Do you ever have something you see, and it makes you smile? Sometimes just one word. Today, I smiled. One word. It brought a smile to my face this morning.
That, and being prayed for today. Another person asked if I wanted to pray with them. I said no. I was too emotionally worn out to sit and put my thoughts into words and pray with someone. But another person prayed for me, not asking my permission, not expecting that I pray, too.

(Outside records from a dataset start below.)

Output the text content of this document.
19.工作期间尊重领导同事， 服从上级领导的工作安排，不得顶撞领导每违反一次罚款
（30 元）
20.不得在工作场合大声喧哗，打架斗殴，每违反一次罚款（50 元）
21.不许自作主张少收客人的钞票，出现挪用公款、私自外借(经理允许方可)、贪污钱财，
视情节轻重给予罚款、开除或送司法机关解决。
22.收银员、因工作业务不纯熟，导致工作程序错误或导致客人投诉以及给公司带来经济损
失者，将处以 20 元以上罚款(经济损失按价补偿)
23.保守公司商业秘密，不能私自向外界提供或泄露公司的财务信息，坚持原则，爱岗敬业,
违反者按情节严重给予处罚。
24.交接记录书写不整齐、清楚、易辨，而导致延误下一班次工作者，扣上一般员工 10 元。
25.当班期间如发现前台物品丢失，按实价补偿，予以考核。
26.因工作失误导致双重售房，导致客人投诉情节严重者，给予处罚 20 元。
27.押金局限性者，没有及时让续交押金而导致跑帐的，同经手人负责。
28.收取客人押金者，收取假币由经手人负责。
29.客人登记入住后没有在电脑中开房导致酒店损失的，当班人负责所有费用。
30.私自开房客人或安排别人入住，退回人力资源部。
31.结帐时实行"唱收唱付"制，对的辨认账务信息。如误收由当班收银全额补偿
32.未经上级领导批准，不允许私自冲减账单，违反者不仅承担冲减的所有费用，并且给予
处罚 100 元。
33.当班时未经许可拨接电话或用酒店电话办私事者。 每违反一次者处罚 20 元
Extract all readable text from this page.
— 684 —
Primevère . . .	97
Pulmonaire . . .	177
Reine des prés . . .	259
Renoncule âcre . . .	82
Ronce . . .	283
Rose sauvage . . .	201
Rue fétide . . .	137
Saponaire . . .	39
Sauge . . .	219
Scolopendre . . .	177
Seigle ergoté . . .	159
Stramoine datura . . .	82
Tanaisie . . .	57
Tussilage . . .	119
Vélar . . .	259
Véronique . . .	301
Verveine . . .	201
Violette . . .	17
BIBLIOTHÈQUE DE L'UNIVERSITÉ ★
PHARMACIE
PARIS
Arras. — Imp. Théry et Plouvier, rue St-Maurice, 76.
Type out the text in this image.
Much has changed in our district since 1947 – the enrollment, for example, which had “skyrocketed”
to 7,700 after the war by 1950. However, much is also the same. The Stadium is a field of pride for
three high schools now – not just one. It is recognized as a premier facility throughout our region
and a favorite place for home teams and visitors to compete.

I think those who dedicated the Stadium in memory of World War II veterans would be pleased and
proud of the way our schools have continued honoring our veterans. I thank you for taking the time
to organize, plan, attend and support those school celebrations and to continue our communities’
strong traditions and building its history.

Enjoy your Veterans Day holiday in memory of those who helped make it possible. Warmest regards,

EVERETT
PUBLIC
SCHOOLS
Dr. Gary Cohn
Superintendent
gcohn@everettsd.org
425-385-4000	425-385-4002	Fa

There are times I have been prayed for, and it is as if someone laid their hand on my head and blessed me. Without wanting to sound odd, I still say that. Inside me there begins a change, a slow warming or a quiet stilling when I am prayed for, but even more so when I hear the prayers. True, I know people pray for people, and God does listen. He does answer those. But there is something about spoken and heard prayer. It is like a blessing. From other people's faith, I draw strength. Someone used to tell me when I could not trust or believe when I was going through a rough time, "Let me believe for you." And I did. I hung on because someone else believed until I was big enough to believe myself.
Today, I could face God because someone else could talk to Him when my heart was hurting too much to look up just then.
The interesting thing thing about being prayed for is that people usually do it when they are leaving. Then they leave, and you are left there - face to face with God. A stillness.
So today, I wouldn't say God and I are talking. I'm too exhausted to talk. But, I'm sitting still.